Breakfast

Appears in
The Official Downton Abbey Cookbook

By Annie Gray

Published 2019

  • About

LONG KNOWN AS THE MOST IMPORTANT MEAL of the day, it was the Victorians and Edwardians who invented the Great British Breakfast. Before then, most people simply ate toast or fruited buns, with tea or hot chocolate. By the time Downton Abbey opens, however, groaning tables and infinite choice were an established part of the country house routine, and the below-stairs staff would have been up for hours preparing hot food for their employers.

Published in 1898, The Dictionary of Dainty Breakfasts by Phyllis Browne included a quick and easy introduction (authored by “a mere man”) to the basics of breakfasts.
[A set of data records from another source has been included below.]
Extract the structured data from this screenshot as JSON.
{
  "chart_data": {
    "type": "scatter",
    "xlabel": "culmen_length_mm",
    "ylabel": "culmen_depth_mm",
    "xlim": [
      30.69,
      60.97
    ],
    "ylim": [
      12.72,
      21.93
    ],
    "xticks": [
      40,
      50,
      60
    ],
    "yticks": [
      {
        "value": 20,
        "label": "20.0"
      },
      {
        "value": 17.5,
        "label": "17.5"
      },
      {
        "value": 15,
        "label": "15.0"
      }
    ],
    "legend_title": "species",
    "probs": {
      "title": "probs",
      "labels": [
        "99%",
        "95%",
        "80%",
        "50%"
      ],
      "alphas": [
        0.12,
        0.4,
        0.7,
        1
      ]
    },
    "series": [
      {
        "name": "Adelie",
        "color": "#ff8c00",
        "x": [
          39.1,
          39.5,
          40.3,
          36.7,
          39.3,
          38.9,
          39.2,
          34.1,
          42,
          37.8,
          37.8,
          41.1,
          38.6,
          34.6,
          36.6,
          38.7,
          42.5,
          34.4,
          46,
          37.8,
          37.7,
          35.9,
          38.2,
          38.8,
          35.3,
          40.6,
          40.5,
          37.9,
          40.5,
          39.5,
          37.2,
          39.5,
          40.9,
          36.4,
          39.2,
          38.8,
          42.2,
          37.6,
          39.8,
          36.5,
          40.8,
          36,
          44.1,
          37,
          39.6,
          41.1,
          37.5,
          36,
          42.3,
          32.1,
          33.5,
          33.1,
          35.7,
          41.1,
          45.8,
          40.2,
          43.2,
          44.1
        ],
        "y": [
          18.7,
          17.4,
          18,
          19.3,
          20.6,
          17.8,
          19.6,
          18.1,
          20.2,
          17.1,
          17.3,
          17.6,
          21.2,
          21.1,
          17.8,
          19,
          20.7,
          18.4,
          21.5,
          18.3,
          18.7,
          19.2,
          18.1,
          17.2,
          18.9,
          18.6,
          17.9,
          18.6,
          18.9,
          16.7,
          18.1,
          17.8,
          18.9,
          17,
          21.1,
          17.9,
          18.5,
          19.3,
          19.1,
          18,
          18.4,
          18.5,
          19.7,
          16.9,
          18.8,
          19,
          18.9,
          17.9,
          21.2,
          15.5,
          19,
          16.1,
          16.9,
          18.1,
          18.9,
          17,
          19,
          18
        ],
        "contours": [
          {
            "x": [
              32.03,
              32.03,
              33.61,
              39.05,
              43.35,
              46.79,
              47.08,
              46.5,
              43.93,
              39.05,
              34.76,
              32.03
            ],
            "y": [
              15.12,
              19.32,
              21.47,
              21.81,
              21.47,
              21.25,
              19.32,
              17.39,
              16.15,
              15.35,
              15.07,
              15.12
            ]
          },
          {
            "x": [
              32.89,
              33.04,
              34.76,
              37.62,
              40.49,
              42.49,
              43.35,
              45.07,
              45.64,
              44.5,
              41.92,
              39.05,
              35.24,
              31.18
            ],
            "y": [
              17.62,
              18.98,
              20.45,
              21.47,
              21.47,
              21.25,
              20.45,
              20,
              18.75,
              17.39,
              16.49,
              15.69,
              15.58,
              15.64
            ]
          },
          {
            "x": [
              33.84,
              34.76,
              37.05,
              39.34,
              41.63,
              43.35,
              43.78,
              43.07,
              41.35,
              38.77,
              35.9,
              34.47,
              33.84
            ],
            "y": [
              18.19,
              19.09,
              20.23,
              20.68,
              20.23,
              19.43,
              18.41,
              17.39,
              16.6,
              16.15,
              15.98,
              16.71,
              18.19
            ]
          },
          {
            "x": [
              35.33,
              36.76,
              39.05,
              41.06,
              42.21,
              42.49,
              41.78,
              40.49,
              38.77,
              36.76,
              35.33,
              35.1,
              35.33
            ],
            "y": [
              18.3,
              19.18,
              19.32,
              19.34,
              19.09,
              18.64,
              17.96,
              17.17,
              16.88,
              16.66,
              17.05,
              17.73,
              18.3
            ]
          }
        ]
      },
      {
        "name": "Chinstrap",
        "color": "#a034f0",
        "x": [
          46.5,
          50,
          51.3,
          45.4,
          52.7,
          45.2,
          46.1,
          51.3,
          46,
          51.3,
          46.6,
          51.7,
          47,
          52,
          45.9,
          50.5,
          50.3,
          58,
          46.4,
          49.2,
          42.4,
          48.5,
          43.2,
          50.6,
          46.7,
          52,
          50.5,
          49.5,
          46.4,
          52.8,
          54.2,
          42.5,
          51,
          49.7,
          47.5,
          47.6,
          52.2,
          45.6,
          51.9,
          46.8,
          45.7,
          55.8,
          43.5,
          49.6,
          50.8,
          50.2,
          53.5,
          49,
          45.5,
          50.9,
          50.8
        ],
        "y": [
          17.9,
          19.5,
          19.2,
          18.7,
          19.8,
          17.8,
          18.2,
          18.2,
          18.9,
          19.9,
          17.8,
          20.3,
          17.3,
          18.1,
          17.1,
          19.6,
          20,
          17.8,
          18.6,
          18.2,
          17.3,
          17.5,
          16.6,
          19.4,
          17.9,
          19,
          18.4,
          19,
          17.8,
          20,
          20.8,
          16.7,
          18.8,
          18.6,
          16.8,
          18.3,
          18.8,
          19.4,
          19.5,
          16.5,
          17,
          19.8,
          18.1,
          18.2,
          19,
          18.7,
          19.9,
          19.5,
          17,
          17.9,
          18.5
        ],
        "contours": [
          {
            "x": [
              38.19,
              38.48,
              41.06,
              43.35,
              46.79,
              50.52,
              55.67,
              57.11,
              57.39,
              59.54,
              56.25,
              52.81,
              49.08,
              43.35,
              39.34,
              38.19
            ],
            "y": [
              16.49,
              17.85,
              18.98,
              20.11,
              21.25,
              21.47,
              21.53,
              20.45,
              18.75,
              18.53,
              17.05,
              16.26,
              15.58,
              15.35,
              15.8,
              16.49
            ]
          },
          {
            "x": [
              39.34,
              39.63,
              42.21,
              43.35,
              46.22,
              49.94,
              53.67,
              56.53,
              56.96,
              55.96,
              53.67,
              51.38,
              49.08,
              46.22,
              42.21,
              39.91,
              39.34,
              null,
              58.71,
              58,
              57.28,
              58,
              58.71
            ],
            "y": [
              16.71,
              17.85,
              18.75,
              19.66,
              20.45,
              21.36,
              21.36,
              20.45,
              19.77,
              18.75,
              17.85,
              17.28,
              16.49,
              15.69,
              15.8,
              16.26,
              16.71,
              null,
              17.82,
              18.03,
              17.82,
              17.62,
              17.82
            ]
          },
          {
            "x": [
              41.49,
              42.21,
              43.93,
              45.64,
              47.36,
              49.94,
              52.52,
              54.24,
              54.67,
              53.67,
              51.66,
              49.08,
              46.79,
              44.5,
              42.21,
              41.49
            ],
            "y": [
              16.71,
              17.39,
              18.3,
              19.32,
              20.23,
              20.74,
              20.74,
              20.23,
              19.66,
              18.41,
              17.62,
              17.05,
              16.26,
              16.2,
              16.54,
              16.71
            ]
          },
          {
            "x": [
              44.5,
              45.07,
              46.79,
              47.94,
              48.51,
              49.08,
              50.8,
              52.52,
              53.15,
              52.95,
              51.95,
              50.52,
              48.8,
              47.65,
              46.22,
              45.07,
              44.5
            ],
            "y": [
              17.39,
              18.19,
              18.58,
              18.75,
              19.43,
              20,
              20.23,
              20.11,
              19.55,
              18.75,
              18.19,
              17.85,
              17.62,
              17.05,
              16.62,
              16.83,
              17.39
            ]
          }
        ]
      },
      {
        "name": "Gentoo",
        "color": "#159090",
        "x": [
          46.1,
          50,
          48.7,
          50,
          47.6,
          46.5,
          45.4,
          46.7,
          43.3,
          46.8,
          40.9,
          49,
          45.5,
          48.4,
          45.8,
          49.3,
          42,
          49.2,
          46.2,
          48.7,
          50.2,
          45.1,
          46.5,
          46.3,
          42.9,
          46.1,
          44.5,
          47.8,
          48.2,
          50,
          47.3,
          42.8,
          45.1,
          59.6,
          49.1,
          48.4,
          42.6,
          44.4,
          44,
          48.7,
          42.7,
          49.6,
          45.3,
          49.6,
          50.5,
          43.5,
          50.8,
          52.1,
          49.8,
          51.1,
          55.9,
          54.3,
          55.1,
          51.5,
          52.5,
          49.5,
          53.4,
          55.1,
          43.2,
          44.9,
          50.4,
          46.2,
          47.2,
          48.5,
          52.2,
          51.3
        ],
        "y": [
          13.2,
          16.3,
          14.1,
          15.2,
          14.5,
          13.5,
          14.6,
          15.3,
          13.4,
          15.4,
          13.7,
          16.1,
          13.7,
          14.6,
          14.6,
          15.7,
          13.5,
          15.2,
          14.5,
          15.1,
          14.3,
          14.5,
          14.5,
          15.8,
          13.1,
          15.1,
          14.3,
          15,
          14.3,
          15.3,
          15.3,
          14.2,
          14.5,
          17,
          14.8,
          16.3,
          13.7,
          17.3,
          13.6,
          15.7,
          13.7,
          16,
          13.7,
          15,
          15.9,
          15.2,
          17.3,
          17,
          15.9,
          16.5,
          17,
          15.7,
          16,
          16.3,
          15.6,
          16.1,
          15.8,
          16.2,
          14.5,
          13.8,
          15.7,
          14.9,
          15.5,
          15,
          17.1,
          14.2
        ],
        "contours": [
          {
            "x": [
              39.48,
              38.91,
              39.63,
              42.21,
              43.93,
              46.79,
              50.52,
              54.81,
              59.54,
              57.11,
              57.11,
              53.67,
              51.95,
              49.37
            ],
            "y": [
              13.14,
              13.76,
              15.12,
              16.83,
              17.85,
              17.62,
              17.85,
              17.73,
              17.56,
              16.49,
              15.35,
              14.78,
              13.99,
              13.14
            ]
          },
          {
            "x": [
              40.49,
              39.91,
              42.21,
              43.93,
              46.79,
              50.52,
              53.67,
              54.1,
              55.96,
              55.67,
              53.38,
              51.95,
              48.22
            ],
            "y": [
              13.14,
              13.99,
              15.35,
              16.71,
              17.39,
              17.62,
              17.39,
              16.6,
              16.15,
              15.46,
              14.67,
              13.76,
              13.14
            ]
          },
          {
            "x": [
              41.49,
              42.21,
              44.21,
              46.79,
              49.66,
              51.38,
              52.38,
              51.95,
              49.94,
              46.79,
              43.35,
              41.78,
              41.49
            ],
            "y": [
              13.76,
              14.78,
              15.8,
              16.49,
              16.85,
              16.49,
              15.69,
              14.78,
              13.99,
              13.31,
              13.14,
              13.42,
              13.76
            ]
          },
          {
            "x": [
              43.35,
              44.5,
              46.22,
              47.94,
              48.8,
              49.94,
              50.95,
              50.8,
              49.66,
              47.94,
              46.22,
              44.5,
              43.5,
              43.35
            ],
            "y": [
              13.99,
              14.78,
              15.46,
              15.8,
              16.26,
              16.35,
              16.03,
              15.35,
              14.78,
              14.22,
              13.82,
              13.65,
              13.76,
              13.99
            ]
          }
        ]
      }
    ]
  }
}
Running to five sturdy pages, it stated that you should have a “fundamental dish”; some “trifling accessories”; fruit, which could be fresh, tinned, or preserved; various drinks; and a selection of breads. Fundamental dishes were freshly prepared meats, eggs, fish, and the all-important bacon, while the “trifling accessories” were tinned, potted, or cold meats; fish; and porridge. Your aim, as a discerning breakfaster, was apparently to base your meal around a fundamental dish, filling up the cracks with your trifles, having cleansed your palate with fruit. The author closes by recommending tea, coffee, cocoa, white wine, and/or beer, and stacks of hot buttered toast.